Geologic evolution of Archean and Paleoproterozoic rocks in the northern Palmer Canyon block, central Laramie Mountains, Albany County, Wyoming

Structural analysis, thermobarometry, and geochronology performed on rocks within the Palmer Canyon block of the central Laramie Mountains combine to suggest that during the Medicine Bow orogeny, ca. 1779–1745, granitic crust was strong at ∼33 km depth; a depth where current flow-law models predict weak continental crust. A strong correlation between pre-existing fabric and subsequent deformation supports the interpretation that widely accepted flow-law models overlook a major control on crustal strength: pre-existing fabric.; Strain within the Palmer Canyon block was heterogeneously distributed during the Medicine Bow orogeny. Deformation in the north is partitioned into discreet shear and high-strain zones. Strain is manifest in other areas in the block as folds of varying styles and includes a large area where the granitic gneiss was not deformed during this event.

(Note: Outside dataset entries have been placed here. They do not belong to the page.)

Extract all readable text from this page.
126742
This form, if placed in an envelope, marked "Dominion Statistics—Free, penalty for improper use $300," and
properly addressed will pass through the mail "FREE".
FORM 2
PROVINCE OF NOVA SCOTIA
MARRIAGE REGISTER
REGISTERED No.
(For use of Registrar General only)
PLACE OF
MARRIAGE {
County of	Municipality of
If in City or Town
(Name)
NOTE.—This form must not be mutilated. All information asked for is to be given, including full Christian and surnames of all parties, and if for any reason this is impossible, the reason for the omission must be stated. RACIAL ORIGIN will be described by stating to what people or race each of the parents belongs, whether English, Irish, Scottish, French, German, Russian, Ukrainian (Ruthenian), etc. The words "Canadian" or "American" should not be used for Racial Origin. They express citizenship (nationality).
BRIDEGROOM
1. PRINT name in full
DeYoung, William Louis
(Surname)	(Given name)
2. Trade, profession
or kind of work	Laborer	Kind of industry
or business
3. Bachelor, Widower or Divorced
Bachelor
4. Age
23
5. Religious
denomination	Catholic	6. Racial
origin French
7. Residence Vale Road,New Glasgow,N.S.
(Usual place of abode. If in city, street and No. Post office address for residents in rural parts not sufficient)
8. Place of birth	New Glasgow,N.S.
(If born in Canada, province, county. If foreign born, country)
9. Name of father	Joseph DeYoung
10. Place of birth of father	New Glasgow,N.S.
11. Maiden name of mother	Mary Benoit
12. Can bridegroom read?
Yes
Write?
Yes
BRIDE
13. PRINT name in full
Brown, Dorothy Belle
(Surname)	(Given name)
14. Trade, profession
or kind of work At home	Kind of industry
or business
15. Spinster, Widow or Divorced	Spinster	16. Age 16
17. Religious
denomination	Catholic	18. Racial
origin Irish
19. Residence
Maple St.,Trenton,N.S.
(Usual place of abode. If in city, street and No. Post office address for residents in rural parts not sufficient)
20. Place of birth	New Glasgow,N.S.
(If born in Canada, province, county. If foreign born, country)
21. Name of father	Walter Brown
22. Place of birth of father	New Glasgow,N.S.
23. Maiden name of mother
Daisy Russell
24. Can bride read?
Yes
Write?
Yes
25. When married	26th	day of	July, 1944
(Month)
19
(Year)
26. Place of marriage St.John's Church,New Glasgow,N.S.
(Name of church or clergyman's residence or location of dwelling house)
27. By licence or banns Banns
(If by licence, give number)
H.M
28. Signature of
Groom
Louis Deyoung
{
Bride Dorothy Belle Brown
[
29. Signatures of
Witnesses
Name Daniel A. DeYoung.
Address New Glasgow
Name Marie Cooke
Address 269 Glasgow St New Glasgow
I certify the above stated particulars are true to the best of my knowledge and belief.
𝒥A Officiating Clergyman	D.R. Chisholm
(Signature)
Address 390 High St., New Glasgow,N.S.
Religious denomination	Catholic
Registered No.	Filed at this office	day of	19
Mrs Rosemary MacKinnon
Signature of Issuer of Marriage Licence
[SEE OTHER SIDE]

This strain heterogeneity is interpreted as evidence for relatively strong, granitic crust.; U-Pb ages for sphene growth at ∼1745 Ma, tied directly to the high-strain zones and folding described above, support the interpretation for coeval development of the different strain features during the same deformational event. Pressure-temperature conditions determined by thermobarometry (600 ± 25°C and 9 ± 0.5 kbar) places these rocks at ∼33 km depth during the Medicine Bow orogeny. Models based on quartz flow laws predict granitic rocks at this depth to be weak; however, rocks in the Palmer Canyon block appear to have been behaving strongly during this event.; Changes in structural style and intensity during the Medicine Bow orogeny can be correlated with changes in type and orientation of pre-existing structures and fabrics. This correlation suggests that pre-existing lithologic anisotropy has a strong influence on rock strength, a parameter overlooked by current flow-law models. Because a pre-existing fabric can be expected at all depths in continental crust, the influence of pre-existing fabric and structures should not be ignored by models predicting the strength and behavior of continental crust at these or any depth. Furthermore, the assumption of crustal homogeneity required by flow-law models renders these models inappropriate and insufficient to predict the behavior of the lithosphere in any real tectonic settings.